How to Comply with the Colorado Recording Regulations:
Colorado does not have as much in terms of recording requirements, other than having cameras.
How to Comply with the Colorado Storage Regulations:
Like most states, the storage requirements are the hard part.
We cover storage requirements in-depth on the main Cannabis regulations page. For Colorado, you would only need 88% of what a provider in Washington State (what we used as an example on that page) would need on the charts we have listed there.
As far as the requirement for offsite storage, ignore that as it would mean the hassle of you driving back and forth to that location. Focus on the "or" in that regulation. Despite having a fundamental misunderstanding as to how the system works and essentially writing gibberish, we think that when they say "through a service over a network that provides on-demand access, commonly referred to as a 'cloud,'" that they mean, that you can watch the system remotely. This describes every surveillance system we carry and the majority on the market. What they got wrong was describing the technology as "cloud." The technology that surveillance systems use is Peer-to-Peer (P2P) rather than "cloud."
So, what's the difference between P2P and cloud then?
P2P is what most surveillance systems use. They send video on demand to whoever is watching the system with no central server in the way (cloud means multiple redundant central servers). They usually send a full HD video stream when watching a single camera full screen and low-resolution streams when watching the cameras on a grid.
Cloud cameras, like Google Nest, Samsung Arlo, or Ring doorbells, record video clips (not continuous video) when a motion sensor is triggered. Your requirements state that you must continuously record 24-hours a day, so you can't use a cloud camera.

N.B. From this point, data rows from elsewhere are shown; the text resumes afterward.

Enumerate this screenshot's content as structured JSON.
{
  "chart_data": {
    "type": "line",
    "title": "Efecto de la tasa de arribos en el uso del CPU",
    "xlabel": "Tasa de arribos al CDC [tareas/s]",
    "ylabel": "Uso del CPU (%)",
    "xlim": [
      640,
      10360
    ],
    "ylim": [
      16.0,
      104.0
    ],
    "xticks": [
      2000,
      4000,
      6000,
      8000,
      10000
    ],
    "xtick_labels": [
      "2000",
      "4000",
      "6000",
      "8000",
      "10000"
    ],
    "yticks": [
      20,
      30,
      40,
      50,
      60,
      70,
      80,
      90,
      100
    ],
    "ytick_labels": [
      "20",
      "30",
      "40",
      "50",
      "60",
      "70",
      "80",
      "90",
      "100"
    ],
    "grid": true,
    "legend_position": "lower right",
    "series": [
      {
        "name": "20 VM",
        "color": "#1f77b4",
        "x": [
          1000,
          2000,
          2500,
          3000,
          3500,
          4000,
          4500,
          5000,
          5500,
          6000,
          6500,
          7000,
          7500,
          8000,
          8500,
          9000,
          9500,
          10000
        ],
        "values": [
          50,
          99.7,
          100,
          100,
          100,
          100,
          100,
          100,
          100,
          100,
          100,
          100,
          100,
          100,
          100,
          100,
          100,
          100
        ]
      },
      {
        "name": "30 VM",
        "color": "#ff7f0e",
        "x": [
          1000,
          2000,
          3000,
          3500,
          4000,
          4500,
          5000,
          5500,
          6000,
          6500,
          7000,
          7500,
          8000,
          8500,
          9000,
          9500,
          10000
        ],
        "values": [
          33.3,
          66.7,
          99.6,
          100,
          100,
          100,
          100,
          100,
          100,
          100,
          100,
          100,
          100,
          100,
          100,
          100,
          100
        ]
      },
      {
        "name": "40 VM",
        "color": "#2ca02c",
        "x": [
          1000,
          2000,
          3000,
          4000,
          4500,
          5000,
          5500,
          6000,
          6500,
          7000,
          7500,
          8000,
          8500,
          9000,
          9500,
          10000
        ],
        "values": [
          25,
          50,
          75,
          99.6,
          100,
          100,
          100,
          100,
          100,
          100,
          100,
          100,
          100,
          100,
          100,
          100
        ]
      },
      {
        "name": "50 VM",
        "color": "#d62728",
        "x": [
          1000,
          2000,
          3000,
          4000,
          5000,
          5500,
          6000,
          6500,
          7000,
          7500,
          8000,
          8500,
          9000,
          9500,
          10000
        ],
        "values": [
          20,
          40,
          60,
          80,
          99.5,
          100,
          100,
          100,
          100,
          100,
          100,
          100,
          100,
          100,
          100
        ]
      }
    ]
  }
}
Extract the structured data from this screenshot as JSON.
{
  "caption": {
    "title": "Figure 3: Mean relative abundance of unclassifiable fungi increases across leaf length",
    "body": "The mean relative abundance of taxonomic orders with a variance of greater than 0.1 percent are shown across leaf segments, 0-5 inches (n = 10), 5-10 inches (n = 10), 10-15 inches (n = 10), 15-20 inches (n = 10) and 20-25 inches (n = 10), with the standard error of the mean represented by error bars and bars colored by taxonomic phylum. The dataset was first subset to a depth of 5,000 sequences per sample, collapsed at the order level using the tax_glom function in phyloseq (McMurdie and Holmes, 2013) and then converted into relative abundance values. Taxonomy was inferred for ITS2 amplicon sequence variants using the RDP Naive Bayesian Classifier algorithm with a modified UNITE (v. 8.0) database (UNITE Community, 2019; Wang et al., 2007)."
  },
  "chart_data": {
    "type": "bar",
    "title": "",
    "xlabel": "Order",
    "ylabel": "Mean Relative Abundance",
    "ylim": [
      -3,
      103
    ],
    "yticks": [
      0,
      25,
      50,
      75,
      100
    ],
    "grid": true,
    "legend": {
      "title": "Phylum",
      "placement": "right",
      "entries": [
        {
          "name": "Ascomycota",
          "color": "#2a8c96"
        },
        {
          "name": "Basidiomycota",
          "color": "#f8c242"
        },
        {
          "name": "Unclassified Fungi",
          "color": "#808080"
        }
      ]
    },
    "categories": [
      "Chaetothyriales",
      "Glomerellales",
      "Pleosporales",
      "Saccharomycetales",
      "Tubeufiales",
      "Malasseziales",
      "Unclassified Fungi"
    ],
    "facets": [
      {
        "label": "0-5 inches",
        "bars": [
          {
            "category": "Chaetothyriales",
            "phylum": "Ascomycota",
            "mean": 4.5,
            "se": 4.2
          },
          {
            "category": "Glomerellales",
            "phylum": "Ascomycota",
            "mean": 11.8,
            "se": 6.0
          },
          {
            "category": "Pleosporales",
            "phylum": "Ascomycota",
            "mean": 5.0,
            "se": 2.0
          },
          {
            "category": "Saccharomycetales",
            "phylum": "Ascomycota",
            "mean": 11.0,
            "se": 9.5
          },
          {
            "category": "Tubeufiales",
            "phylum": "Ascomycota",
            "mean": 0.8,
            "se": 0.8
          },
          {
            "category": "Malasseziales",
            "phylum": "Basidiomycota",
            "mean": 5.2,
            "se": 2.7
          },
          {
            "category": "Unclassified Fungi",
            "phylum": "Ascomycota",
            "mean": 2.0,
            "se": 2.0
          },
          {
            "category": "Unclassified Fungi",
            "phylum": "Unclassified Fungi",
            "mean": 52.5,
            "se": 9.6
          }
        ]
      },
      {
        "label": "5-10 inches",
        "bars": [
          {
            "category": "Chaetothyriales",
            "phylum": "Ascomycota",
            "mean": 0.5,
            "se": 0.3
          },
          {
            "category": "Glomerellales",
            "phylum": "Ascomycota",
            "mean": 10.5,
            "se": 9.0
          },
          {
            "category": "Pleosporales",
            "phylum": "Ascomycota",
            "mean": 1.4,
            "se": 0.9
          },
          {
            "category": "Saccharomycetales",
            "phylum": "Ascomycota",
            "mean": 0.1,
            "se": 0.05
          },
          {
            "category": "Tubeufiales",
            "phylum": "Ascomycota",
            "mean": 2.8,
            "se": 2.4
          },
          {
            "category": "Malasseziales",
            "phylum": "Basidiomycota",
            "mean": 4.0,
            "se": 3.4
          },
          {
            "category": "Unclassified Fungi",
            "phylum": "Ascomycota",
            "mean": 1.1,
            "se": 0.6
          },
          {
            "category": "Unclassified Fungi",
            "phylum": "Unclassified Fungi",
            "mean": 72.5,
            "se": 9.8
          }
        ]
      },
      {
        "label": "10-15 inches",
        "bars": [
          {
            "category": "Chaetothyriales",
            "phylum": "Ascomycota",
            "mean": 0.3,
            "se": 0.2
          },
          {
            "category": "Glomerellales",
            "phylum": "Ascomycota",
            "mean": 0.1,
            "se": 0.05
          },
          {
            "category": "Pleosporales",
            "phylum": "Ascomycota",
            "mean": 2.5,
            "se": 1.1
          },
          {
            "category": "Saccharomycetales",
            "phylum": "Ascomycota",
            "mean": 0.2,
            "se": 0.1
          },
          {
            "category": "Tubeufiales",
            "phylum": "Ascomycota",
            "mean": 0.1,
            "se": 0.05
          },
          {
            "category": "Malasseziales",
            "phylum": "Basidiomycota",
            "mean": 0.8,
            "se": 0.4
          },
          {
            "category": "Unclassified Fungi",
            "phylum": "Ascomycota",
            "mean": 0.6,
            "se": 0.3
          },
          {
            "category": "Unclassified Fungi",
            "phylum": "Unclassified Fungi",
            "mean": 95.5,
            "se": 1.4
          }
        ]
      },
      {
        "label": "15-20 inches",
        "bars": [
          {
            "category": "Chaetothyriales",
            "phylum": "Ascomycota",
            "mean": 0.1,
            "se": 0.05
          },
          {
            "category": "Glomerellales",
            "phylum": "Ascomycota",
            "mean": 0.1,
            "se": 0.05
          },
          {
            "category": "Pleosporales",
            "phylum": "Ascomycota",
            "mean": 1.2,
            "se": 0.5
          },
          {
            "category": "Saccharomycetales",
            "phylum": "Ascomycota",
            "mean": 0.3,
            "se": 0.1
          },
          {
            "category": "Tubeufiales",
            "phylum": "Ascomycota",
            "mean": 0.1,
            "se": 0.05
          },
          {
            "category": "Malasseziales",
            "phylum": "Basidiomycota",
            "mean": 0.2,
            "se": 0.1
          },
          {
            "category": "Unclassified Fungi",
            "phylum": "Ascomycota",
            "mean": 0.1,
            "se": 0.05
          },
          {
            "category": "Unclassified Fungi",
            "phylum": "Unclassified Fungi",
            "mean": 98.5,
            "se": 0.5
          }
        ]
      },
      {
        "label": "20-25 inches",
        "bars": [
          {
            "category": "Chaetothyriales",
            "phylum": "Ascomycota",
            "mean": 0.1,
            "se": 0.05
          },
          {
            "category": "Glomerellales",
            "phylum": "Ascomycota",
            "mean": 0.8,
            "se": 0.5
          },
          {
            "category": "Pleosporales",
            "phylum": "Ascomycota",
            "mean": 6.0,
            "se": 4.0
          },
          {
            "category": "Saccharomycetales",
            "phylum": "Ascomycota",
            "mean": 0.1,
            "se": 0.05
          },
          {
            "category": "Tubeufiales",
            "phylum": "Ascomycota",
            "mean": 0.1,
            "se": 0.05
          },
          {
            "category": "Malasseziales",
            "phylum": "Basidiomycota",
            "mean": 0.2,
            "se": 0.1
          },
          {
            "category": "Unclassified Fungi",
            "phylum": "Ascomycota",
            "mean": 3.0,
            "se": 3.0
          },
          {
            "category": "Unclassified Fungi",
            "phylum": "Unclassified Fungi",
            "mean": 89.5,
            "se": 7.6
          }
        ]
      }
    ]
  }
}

24/7 continuous, multi-camera, cloud-based surveillance, especially in rural areas (where a cannabis farm is located), is a pipedream that can only exist when the average rural internet upload speeds are about 1000x faster than they are now. Even most city-based ISPs can only connect fast enough to send video clips (not continuous footage) for one to four cloud cameras at once.
The speed of the average internet upload speed of a US internet connection is about 5Mbps. A single 1080P camera creates 2.5-5Mbps of video footage a second. The average cannabis system is thirty to sixty cameras. What they wrote is impossible. They must have meant P2P.
*We're not lawyers and laws do change. We try our best to keep this page updated with changes to the law, but you should always do your own research or hire your own lawyer to guarantee compliance with the law.